Nas suas aulas, também há questões. Mas são os pauzinhos com os nomes dos alunos que, tirados à sorte, ditam quem vai responder. O suspense mantém a turma atenta. E o conhecimento também:

“Tudo tem uma história por detrás. Nike, que se lê Nice, deriva do grego e significa vitória, ASICS é a abreviatura de Anima Sana In Corpore Sano. E beje, por que razão ninguém da turma tem o beje como cor  favorita mas houve alguém que decidiu arriscar e pintar todas as paredes desta escola de beje? Vamos lá saber isso, desafio a turma”.

Bárbara Filipa vai ser educadora por causa de Rui Correia. E Rui Correia, a quem deve o facto de ser hoje (o melhor) professor (do país)?

“Eu tinha um grupo de amigos com quem discutia muito religião. Tínhamos 15, 16 anos. Recordo-me de dizermos que a vida é muito curta e teria que fazer sentido. E eu sabia que a minha vida teria que estar relacionada com cultura – às vezes perde-se essa relação entre o ensino e a cultura”.

Rui Correia nunca perdeu o foco da “vida com sentido”: “Eu quero que nos últimos três minutos do último latejar do meu coração, eu sinta que a minha vida fez sentido”.

“Nobre. Às vezes de tanto repetirmos as palavras, parece que perdem significado. Mas ser professor é de facto uma profissão muito nobre. A minha filha tem seis anos. A professor que a ensinou a ler mudou-lhe a vida para sempre”,  Rui Correia.

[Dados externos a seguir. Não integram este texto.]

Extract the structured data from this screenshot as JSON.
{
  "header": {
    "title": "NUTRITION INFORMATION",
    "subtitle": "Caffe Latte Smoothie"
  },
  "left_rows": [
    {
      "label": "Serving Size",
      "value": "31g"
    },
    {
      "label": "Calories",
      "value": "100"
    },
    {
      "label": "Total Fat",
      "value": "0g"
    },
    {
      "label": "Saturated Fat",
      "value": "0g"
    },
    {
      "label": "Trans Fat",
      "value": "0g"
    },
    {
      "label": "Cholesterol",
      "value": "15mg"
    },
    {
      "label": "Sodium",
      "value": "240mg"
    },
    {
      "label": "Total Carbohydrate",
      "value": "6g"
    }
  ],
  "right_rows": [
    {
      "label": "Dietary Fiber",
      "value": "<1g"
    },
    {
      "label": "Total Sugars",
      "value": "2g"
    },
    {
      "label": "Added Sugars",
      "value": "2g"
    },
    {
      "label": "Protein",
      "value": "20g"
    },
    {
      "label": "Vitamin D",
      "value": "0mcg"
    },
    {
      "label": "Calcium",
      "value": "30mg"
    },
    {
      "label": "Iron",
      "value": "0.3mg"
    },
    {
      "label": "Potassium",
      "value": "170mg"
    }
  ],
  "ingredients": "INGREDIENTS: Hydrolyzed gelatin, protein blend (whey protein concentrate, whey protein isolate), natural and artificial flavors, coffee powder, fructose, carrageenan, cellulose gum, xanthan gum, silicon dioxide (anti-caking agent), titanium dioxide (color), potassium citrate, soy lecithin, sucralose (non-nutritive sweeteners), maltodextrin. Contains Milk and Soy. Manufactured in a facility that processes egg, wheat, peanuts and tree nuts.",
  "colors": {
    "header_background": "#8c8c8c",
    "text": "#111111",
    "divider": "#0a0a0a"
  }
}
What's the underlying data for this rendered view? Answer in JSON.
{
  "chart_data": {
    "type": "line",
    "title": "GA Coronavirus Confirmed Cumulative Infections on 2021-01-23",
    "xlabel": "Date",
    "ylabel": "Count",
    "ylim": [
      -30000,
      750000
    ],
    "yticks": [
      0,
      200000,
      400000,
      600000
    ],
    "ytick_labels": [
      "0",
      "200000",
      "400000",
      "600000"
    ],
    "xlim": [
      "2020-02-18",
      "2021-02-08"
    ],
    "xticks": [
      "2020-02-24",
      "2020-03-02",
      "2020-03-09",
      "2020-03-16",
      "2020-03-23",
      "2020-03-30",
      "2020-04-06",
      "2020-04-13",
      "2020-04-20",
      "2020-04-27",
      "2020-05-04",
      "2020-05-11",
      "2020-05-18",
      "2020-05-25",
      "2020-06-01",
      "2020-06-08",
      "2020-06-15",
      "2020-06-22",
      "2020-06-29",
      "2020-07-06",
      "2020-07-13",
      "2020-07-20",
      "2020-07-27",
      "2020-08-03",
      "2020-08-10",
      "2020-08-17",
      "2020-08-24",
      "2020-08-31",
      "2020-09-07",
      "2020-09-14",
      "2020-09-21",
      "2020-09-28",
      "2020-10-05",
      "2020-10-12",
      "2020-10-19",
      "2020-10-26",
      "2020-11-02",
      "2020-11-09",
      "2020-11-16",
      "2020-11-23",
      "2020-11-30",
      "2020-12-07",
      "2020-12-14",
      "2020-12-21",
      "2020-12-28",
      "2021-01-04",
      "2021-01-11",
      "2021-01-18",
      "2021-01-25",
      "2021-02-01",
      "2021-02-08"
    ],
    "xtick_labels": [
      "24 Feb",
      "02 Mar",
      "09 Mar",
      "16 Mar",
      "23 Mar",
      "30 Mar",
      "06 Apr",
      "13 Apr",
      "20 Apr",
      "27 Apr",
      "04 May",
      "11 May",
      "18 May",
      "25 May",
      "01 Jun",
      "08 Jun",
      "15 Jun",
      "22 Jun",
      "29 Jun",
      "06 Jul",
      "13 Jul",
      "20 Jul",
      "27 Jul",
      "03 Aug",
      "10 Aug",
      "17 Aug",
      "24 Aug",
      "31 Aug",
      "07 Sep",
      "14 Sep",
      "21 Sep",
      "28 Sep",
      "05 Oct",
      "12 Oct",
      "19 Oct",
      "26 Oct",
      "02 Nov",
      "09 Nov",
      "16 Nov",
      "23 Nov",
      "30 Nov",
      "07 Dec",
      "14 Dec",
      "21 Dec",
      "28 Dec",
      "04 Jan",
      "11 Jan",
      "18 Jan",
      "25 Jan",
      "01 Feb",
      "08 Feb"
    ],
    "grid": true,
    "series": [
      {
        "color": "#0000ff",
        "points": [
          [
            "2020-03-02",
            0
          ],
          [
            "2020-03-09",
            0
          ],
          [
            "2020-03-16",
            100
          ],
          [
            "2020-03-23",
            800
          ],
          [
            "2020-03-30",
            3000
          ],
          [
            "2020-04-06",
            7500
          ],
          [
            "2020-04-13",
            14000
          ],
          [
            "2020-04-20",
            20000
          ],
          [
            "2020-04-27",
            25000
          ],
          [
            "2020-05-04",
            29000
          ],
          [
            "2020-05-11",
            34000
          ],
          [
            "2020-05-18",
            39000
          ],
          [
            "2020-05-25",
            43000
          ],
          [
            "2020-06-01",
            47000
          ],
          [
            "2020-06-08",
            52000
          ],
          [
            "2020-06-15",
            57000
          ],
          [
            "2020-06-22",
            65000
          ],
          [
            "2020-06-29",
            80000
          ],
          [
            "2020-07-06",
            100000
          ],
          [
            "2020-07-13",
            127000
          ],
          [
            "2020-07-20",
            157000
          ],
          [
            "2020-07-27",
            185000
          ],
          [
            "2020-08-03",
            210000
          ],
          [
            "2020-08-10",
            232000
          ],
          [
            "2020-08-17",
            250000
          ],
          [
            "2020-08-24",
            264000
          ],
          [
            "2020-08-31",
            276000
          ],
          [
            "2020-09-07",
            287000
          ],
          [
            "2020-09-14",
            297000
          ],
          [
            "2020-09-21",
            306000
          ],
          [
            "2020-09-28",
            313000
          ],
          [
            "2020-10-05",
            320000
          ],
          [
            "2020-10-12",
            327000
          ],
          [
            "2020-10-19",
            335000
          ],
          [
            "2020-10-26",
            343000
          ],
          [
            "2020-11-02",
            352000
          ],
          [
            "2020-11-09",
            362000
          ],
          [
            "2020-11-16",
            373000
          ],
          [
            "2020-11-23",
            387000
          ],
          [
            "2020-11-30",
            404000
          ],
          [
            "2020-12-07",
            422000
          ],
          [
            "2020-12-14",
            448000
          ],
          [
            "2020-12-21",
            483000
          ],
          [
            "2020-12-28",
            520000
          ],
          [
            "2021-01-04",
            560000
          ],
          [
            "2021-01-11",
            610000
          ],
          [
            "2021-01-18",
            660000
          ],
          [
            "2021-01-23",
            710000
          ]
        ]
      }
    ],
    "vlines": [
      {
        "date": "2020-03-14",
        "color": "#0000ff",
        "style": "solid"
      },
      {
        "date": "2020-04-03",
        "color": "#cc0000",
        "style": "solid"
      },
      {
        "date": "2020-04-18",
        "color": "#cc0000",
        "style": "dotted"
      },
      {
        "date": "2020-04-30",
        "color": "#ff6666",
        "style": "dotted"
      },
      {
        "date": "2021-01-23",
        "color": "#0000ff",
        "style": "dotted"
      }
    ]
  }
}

Rui Correia foi selecionado pelo júri nacional que este ano tem como presidente honorário o professor Álvaro Laborinho Lúcio e que conta ainda com Afonso Mendonça Reis, o principal promotor da iniciativa em Portugal e elemento do júri do prémio internacional; Pedro Carneiro, a representar a comunidade científica; Sara Rodi, em representação dos pais; João Brites, em representação dos alunos e Eduardo de Sá, professor universitário e psicólogo.

O vencedor recebeu um prémio no valor de 30 mil euros e fica automaticamente nomeado para a edição internacional do Global Teacher Prize, que se realiza desde 2015, pela Fundação Varkey, e que é dedicada à promoção da educação em contextos socialmente desfavorecidos.